Akshara Anirjita
ActionAid
New Delhi, India
Hannah Arendt coined the famous and perhaps overused phrase, “banality of evil,” in her book, Eichmann in Jerusalem. What she meant by this was that not all purveyors of “evil” or gross injustices are obviously demonic; some are seemingly garden-variety rule-following bureaucrats. Her larger claim is that evil is not always visible and that policies, when implemented without thought by unsuspecting bureaucrats, can also be evil.
What has become banal in India is the state’s insensitivity to the plight of poor, unskilled workers, and the non-people-centric, gender-blind policies and efforts towards liberalization (since the 1990s) that have acted to commercialize aspects of the informal sector, such as domestic work. Domestic labor sits somewhere uncomfortably between the public and private spheres, where the workplace is the private home. It’s categorized by tasks that take a physical and emotional toll on those performing them, and these tasks are Sisyphean in that they can never truly be completed because they cater to biological and base needs that are ever-present.
Privilege, education, and wealth allow some women freedom of mobility. They transition from the private sphere of their houses to the public sphere of increasingly corporate jobs, leaving unpaid care work to become visible through inclusion in GDP calculations and economic discourses on development. As these women enter the “workforce,” a lack of public service provisions such as childcare leads to the need for hired domestic care workers, and a rigid definition of gender roles ensures that these workers are predominantly women. The number of hired domestic workers in India has been on the rise since the late 1990s and has increased 120% since liberalization of the country.

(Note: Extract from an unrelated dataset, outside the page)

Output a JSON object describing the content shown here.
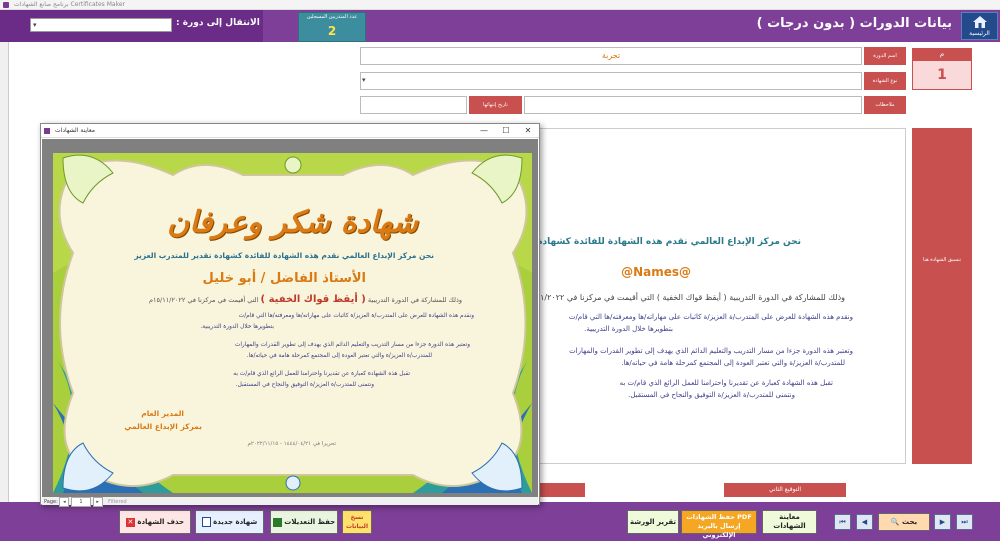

The way that female domestic workers utilize their right to mobility is cruder and a function of necessity than purely of a freedom. They migrate from poorer regions (often tribal pockets of poor states) to urban cities, looking for paid work. Domestic workers constitute some of the most vulnerable victims of COVID-19 due to a lack of formal job contracts, the unstable nature of their work, getting stigmatized by their employers as vectors of the disease, and their subsequent inability to pay their rent in the cities. Suspension of public transport systems have led to them being homeless and trapped in cities.
The effect of the COVID-19 pandemic burns a hole in the theory that domestic workers solely need higher wages and highlights the importance of social security nets in a time when jobs are uncertain. The lack of recognition and regulation of the sector also hinders access of workers to government pandemic relief, such as grain allotment programs.
Arendt’s aforementioned book states that the legal framework views the doer of evil as a scapegoat and asks if systems and events (in her case, antisemitism in Germany) can be tried under such frameworks at all. This leads me to ask if the international legal framework, be it international courts or transitional justice projects, is equipped to mete out justice for victims of incidents such as the COVID-19 pandemic, where the most vulnerable are the poorest who depend on unstable informal work.
While this might be a larger question, the project I am supporting ActionAid with aims to find a way forward so that policies and concerns of women in the informal sector are voiced and re-imagined in the context of COVID-19, with the help of union leaders, policy and legal experts in the field, and so on. For this month, we are planning various webinars, each concerned with a specific sector. For example: domestic workers (this week, as shown in the picture above), construction workers, garment workers, and so forth.